The Supreme Court reversed. Writing for a six-justice majority, Justice Barrett identified several reasons that the plaintiffs lacked standing. For instance, the plaintiffs could not show the harm they suffered was traceable to the defendants’ conduct. The social media platforms already moderated content, including content related to COVID-19, “long before any of the Government defendants engaged in the challenged conduct.” Social media platforms also consulted outside experts in addition to the government defendants. The plaintiffs treated the government defendants as a “monolith,” failing to show (as they had to) that “a particular defendant pressured a particular platform to censor a particular topic before that platform suppressed a particular plaintiff’s speech on that topic.” And because the plaintiffs were seeking an injunction to remedy against alleged future harm, they had to establish they faced “a real and immediate threat of repeated injury,” but they failed to do so. Because the alleged conduct was performed by third parties, and because of the lack of concrete evidence of future harm, the plaintiffs failed to establish Article III standing.

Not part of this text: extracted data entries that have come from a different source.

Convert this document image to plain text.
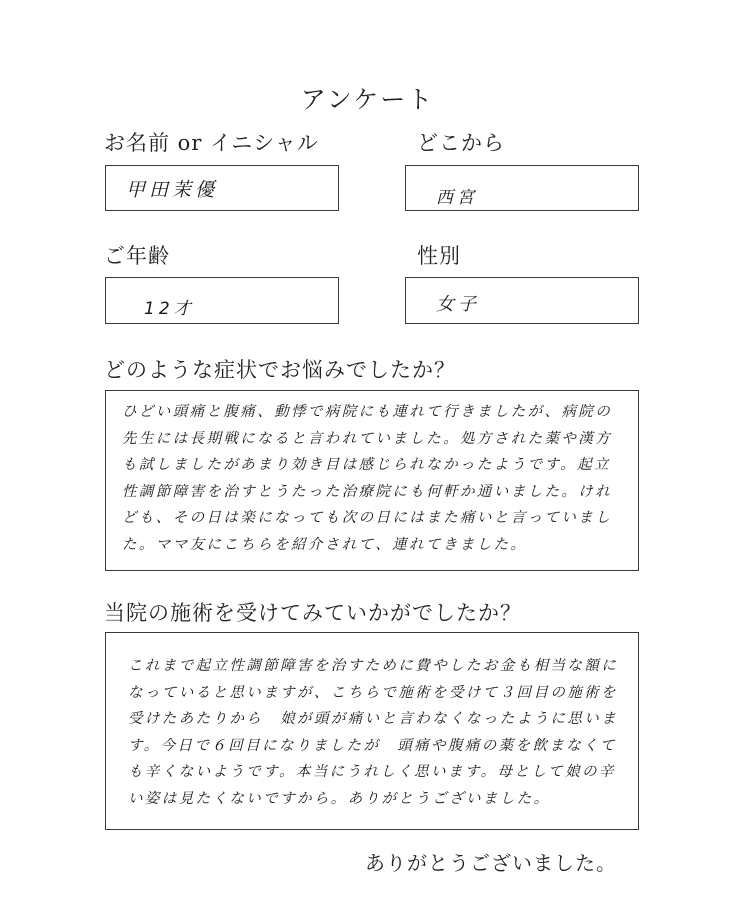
アンケート
お名前 or イニシャル
甲田茉優
どこから
西宮
ご年齢
12才
性別
女子
どのような症状でお悩みでしたか？
ひどい頭痛と腹痛、動悸で病院にも連れて行きましたが、病院の
先生には長期戦になると言われていました。処方された薬や漢方
も試しましたがあまり効き目は感じられなかったようです。起立
性調節障害を治すとうたった治療院にも何軒か通いました。けれ
ども、その日は楽になっても次の日にはまた痛いと言っていまし
た。ママ友にこちらを紹介されて、連れてきました。
当院の施術を受けてみていかがでしたか？
これまで起立性調節障害を治すために費やしたお金も相当な額に
なっていると思いますが、こちらで施術を受けて３回目の施術を
受けたあたりから　娘が頭が痛いと言わなくなったように思いま
す。今日で６回目になりましたが　頭痛や腹痛の薬を飲まなくて
も辛くないようです。本当にうれしく思います。母として娘の辛
い姿は見たくないですから。ありがとうございました。
ありがとうございました。
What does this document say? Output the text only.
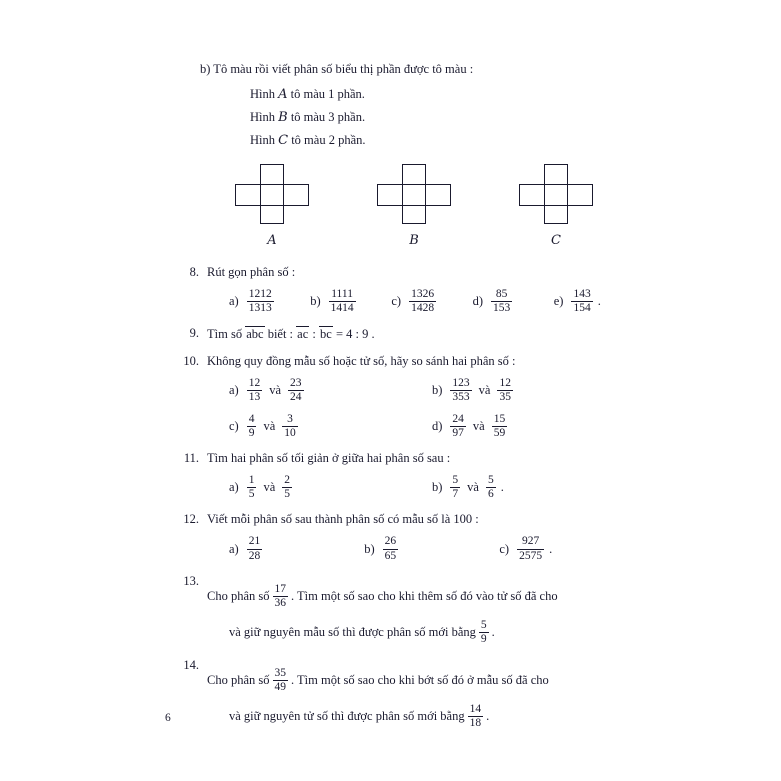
b) Tô màu rồi viết phân số biểu thị phần được tô màu :
Hình A tô màu 1 phần.
Hình B tô màu 3 phần.
Hình C tô màu 2 phần.
A	B	C
8. Rút gọn phân số :
$a) \frac{1212}{1313}$	$b) \frac{1111}{1414}$	$c) \frac{1326}{1428}$	$d) \frac{85}{153}$	$e) \frac{143}{154}$ .
9. Tìm số abc biết : ac : bc = 4 : 9 .
10. Không quy đồng mẫu số hoặc tử số, hãy so sánh hai phân số :
$a) \frac{12}{13}$ và $\frac{23}{24}$	$b) \frac{123}{353}$ và $\frac{12}{35}$
$c) \frac{4}{9}$ và $\frac{3}{10}$	$d) \frac{24}{97}$ và $\frac{15}{59}$
11. Tìm hai phân số tối giản ở giữa hai phân số sau :
$a) \frac{1}{5}$ và $\frac{2}{5}$	$b) \frac{5}{7}$ và $\frac{5}{6}$ .
12. Viết mỗi phân số sau thành phân số có mẫu số là 100 :
$a) \frac{21}{28}$	$b) \frac{26}{65}$	$c) \frac{927}{2575}$ .
13.
Cho phân số $\frac{17}{36}$ . Tìm một số sao cho khi thêm số đó vào tử số đã cho
và giữ nguyên mẫu số thì được phân số mới bằng $\frac{5}{9}$ .
14.
Cho phân số $\frac{35}{49}$ . Tìm một số sao cho khi bớt số đó ở mẫu số đã cho
và giữ nguyên tử số thì được phân số mới bằng $\frac{14}{18}$ .
6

Justice Alito, joined by Justices Thomas and Gorsuch, dissented, arguing that the plaintiffs had standing to sue and that their First Amendment rights were violated. According to Justice Alito, the “vast” record includes evidence showing government actors communicated with social media companies and pressured them to remove or restrict access to certain social media posts. Facebook, for example, yielded to pressure from federal officials to moderate COVID-19-related speech. Those communications, he argued, meet the standing requirements for injury, traceability, and redressability. In addressing the merits, Justice Alito argued that although actions by private parties typically cannot violate the Constitution, that is not the case if those private actors do so at the government’s urging. Justice Alito concluded that social media platforms, which are uniquely vulnerable to pressure from the federal government because of the federal regulatory structure and the risk of antitrust enforcement, succumbed to the federal defendants’ pressure to restrict or remove content—that was sufficient for the plaintiffs to show a constitutional violation.
Takeaways:
- Without direct instructions from a government official to a social media platform to remove or restrict a particular user’s posts or content, that user will be unable to satisfy standing requirements to obtain injunctive relief, especially if the social media platform has already been implementing a content moderation policy.
- When plaintiffs seek redress for past harm (unlike the plaintiffs here), the burden for establishing standing is somewhat lower because they need only trace their past injuries to the government’s conduct, not show a real threat of future injury.